Voici maintenant trois citations qui, indépendamment de toute manière particulière d’envisager les controverses pascales dont nous venons de parler, établissent clairement quelle était l’opinion au moins dominante des Églises du second siècle sur la date du jour de la mort de Christ (comp. Routh, Reliquiæ sacræ).
La première est encore d’Apollinaire, appelé dans la Chronique pascale « le très saint évêque de Hiéropolis voisin des temps apostoliques » : « C’est le 14 qu’eut lieu la vraie Pâque du Seigneur, le grand sacrifice offert par le Fils de Dieu, qui a été lié à la place de l’agneau et qui a lié l’homme fort, qui a été jugé et qui est le juge des vivants et des morts, qui a été livré entre les mains des pécheurs afin d’être crucifié… qui a été enseveli dans le jour de la Pâque. »
La seconde est de Clément d’Alexandrie : « Jésus avait enseigné à ses disciples ce mystère le 13, jour auquel ils lui dirent : Où veux-tu que nous te préparions la pâque (Matth.26.17) ? … Mais il est mort le jour suivant, notre Seigneur ayant été sacrifié par les Juifs comme étant lui-même la Pâque… En conséquence c’est donc le 14 qu’il a aussi souffert, et c’est pourquoi lorsque les sacrificateurs et les scribes l’amenèrent à Pilate ils n’entrèrent pas dans le prétoire, afin de pouvoir manger le soir la pâque.

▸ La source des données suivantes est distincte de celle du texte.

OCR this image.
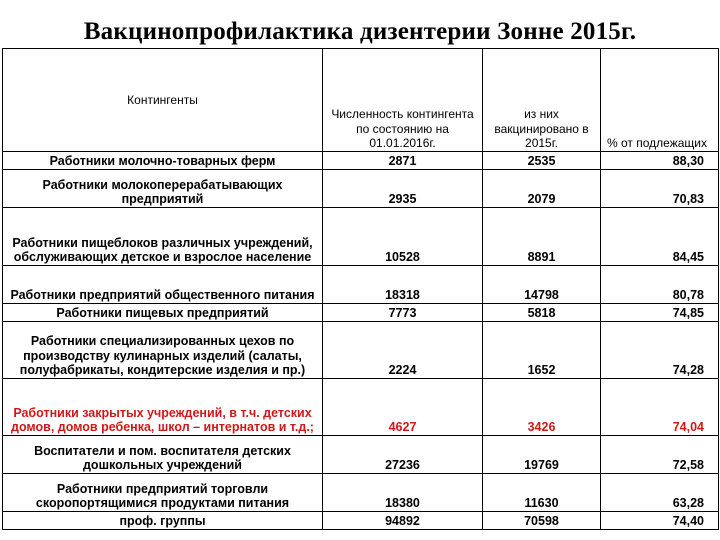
Вакцинопрофилактика дизентерии Зонне 2015г.
Контингенты	Численность контингента по состоянию на 01.01.2016г.	из них вакцинировано в 2015г.	% от подлежащих
Работники молочно-товарных ферм	2871	2535	88,30
Работники молокоперерабатывающих предприятий	2935	2079	70,83
Работники пищеблоков различных учреждений, обслуживающих детское и взрослое население	10528	8891	84,45
Работники предприятий общественного питания	18318	14798	80,78
Работники пищевых предприятий	7773	5818	74,85
Работники специализированных цехов по производству кулинарных изделий (салаты, полуфабрикаты, кондитерские изделия и пр.)	2224	1652	74,28
Работники закрытых учреждений, в т.ч. детских домов, домов ребенка, школ – интернатов и т.д.;	4627	3426	74,04
Воспитатели и пом. воспитателя детских дошкольных учреждений	27236	19769	72,58
Работники предприятий торговли скоропортящимися продуктами питания	18380	11630	63,28
проф. группы	94892	70598	74,40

Toutes les Écritures concordent avec cette détermination précise des jours et les Évangiles s’y harmonisent. La résurrection elle-même y rend témoignage : et en effet, il est ressuscité le troisième jour, le premier des semaines de la moisson et celui dans lequel on devait, selon la loi, offrir la gerbe au sacrificateur. »

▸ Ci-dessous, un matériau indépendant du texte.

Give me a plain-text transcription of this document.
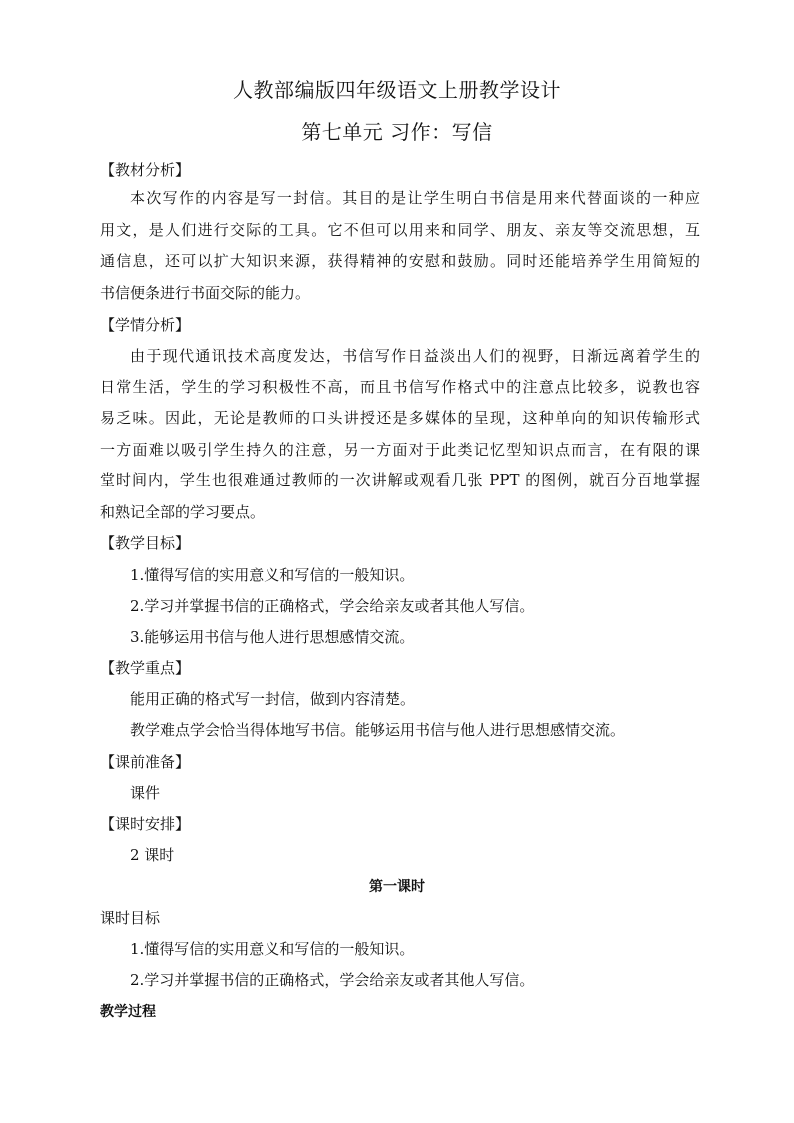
人教部编版四年级语文上册教学设计
第七单元 习作：写信
【教材分析】
本次写作的内容是写一封信。其目的是让学生明白书信是用来代替面谈的一种应
用文，是人们进行交际的工具。它不但可以用来和同学、朋友、亲友等交流思想，互
通信息，还可以扩大知识来源，获得精神的安慰和鼓励。同时还能培养学生用简短的
书信便条进行书面交际的能力。
【学情分析】
由于现代通讯技术高度发达，书信写作日益淡出人们的视野，日渐远离着学生的
日常生活，学生的学习积极性不高，而且书信写作格式中的注意点比较多，说教也容
易乏味。因此，无论是教师的口头讲授还是多媒体的呈现，这种单向的知识传输形式
一方面难以吸引学生持久的注意，另一方面对于此类记忆型知识点而言，在有限的课
堂时间内，学生也很难通过教师的一次讲解或观看几张 PPT 的图例，就百分百地掌握
和熟记全部的学习要点。
【教学目标】
1.懂得写信的实用意义和写信的一般知识。
2.学习并掌握书信的正确格式，学会给亲友或者其他人写信。
3.能够运用书信与他人进行思想感情交流。
【教学重点】
能用正确的格式写一封信，做到内容清楚。
教学难点学会恰当得体地写书信。能够运用书信与他人进行思想感情交流。
【课前准备】
课件
【课时安排】
2 课时
第一课时
课时目标
1.懂得写信的实用意义和写信的一般知识。
2.学习并掌握书信的正确格式，学会给亲友或者其他人写信。
教学过程
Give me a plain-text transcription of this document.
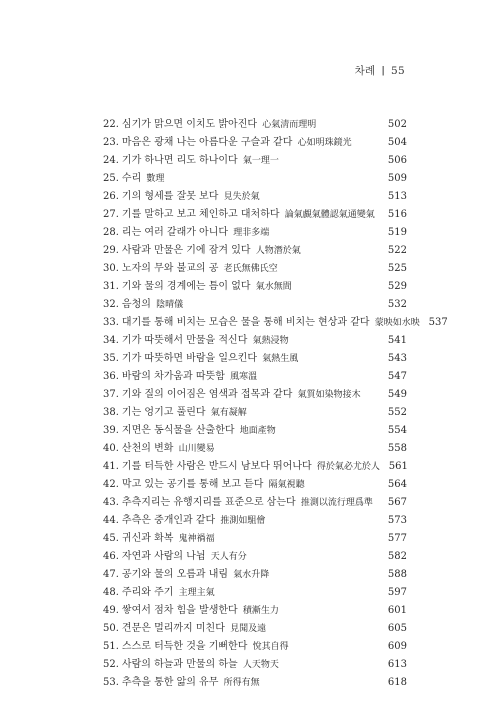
차례 | 55
22. 심기가 맑으면 이치도 밝아진다 心氣淸而理明	502
23. 마음은 광채 나는 아름다운 구슬과 같다 心如明珠鏡光	504
24. 기가 하나면 리도 하나이다 氣一理一	506
25. 수리 數理	509
26. 기의 형세를 잘못 보다 見失於氣	513
27. 기를 말하고 보고 체인하고 대처하다 論氣覰氣體認氣通變氣	516
28. 리는 여러 갈래가 아니다 理非多端	519
29. 사람과 만물은 기에 잠겨 있다 人物潛於氣	522
30. 노자의 무와 불교의 공 老氏無佛氏空	525
31. 기와 물의 경계에는 틈이 없다 氣水無間	529
32. 음청의 陰晴儀	532
33. 대기를 통해 비치는 모습은 물을 통해 비치는 현상과 같다 蒙映如水映 537
34. 기가 따뜻해서 만물을 적신다 氣熱浸物	541
35. 기가 따뜻하면 바람을 일으킨다 氣熱生風	543
36. 바람의 차가움과 따뜻함 風寒溫	547
37. 기와 질의 이어짐은 염색과 접목과 같다 氣質如染物接木	549
38. 기는 엉기고 풀린다 氣有凝解	552
39. 지면은 동식물을 산출한다 地面產物	554
40. 산천의 변화 山川變易	558
41. 기를 터득한 사람은 반드시 남보다 뛰어나다 得於氣必尤於人 561
42. 막고 있는 공기를 통해 보고 듣다 隔氣視聽	564
43. 추측지리는 유행지리를 표준으로 삼는다 推測以流行理爲準	567
44. 추측은 중개인과 같다 推測如駔儈	573
45. 귀신과 화복 鬼神禍福	577
46. 자연과 사람의 나뉨 天人有分	582
47. 공기와 물의 오름과 내림 氣水升降	588
48. 주리와 주기 主理主氣	597
49. 쌓여서 점차 힘을 발생한다 積漸生力	601
50. 견문은 멀리까지 미친다 見聞及遠	605
51. 스스로 터득한 것을 기뻐한다 悅其自得	609
52. 사람의 하늘과 만물의 하늘 人天物天	613
53. 추측을 통한 앎의 유무 所得有無	618
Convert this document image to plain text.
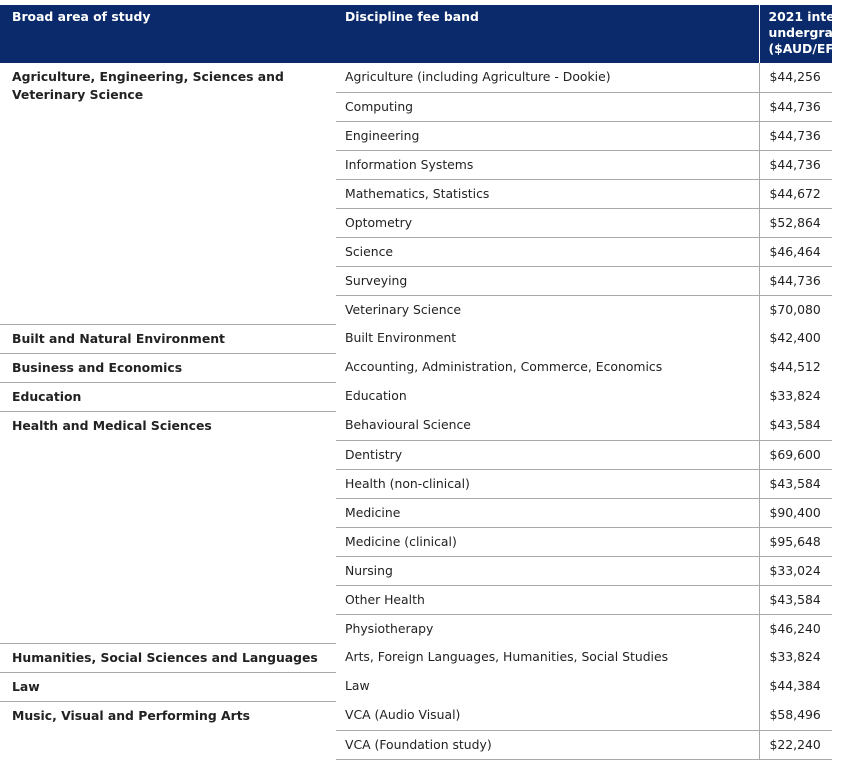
Broad area of study	Discipline fee band	2021 inter
undergrad
($AUD/EFT

Agriculture, Engineering, Sciences and Veterinary Science	Agriculture (including Agriculture - Dookie)	$44,256
	Computing	$44,736
	Engineering	$44,736
	Information Systems	$44,736
	Mathematics, Statistics	$44,672
	Optometry	$52,864
	Science	$46,464
	Surveying	$44,736
	Veterinary Science	$70,080
Built and Natural Environment	Built Environment	$42,400
Business and Economics	Accounting, Administration, Commerce, Economics	$44,512
Education	Education	$33,824
Health and Medical Sciences	Behavioural Science	$43,584
	Dentistry	$69,600
	Health (non-clinical)	$43,584
	Medicine	$90,400
	Medicine (clinical)	$95,648
	Nursing	$33,024
	Other Health	$43,584
	Physiotherapy	$46,240
Humanities, Social Sciences and Languages	Arts, Foreign Languages, Humanities, Social Studies	$33,824
Law	Law	$44,384
Music, Visual and Performing Arts	VCA (Audio Visual)	$58,496
	VCA (Foundation study)	$22,240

La troisième citation est d’Hippolyte, « qui avait été évêque du Port, près de Rome. » Après avoir fait parler ainsi son adversaire, « Christ a célébré la pâque au jour (fixé) et il est mort, aussi me faut-il agir comme a agi le Seigneur, » Hippolyte répond en disant : « Il se trompe celui qui ne reconnaît pas que lorsque Christ est mort, il n’avait pas mangé la pâque selon la loi ; car Christ était la Pâque qui fut proclamée d’avance et qui fut accomplie au jour fixé. »
Wieseler reconnaît lui-même que ces passages ne peuvent pas avoir d’autre sens que celui dans lequel nous les prenons, et il allègue encore à l’appui de leur témoignage celui des Tables d’Hippolyte.
Steitz dit que tous les Pères du second et du troisième siècle enseignent que Jésus est mort le 14 Nisan. Outre Apollinaire, Clément d’Alexandrie et Hippolyte, il cite Irénée (IV, 104), Tertullien (Adv. Jud. 8), Origène (Hom. X, 2, in Levit. ) et Epiphane (Hæres. L, 2) — Un seul passage lui paraît avoir un sens contestable, il est de Justin Martyr et en voici la traduction : « Car Christ, qui a été sacrifié, était la véritable Pâque… Il est écrit que vous l’avez saisi dans un jour de Pâque et que vous l’avez crucifié pareillement dans la Pâque. » — Nous sommes disposé cependant à l’interpréter comme Steitz, c’est-à-dire à voir dans les deux indications chronologiques la désignation d’un seul et même jour, le 14, qui commençant avec le coucher du soleil, a renfermé à la fois l’arrestation du Seigneur et sa crucifixion (Real-Encyklop., XI).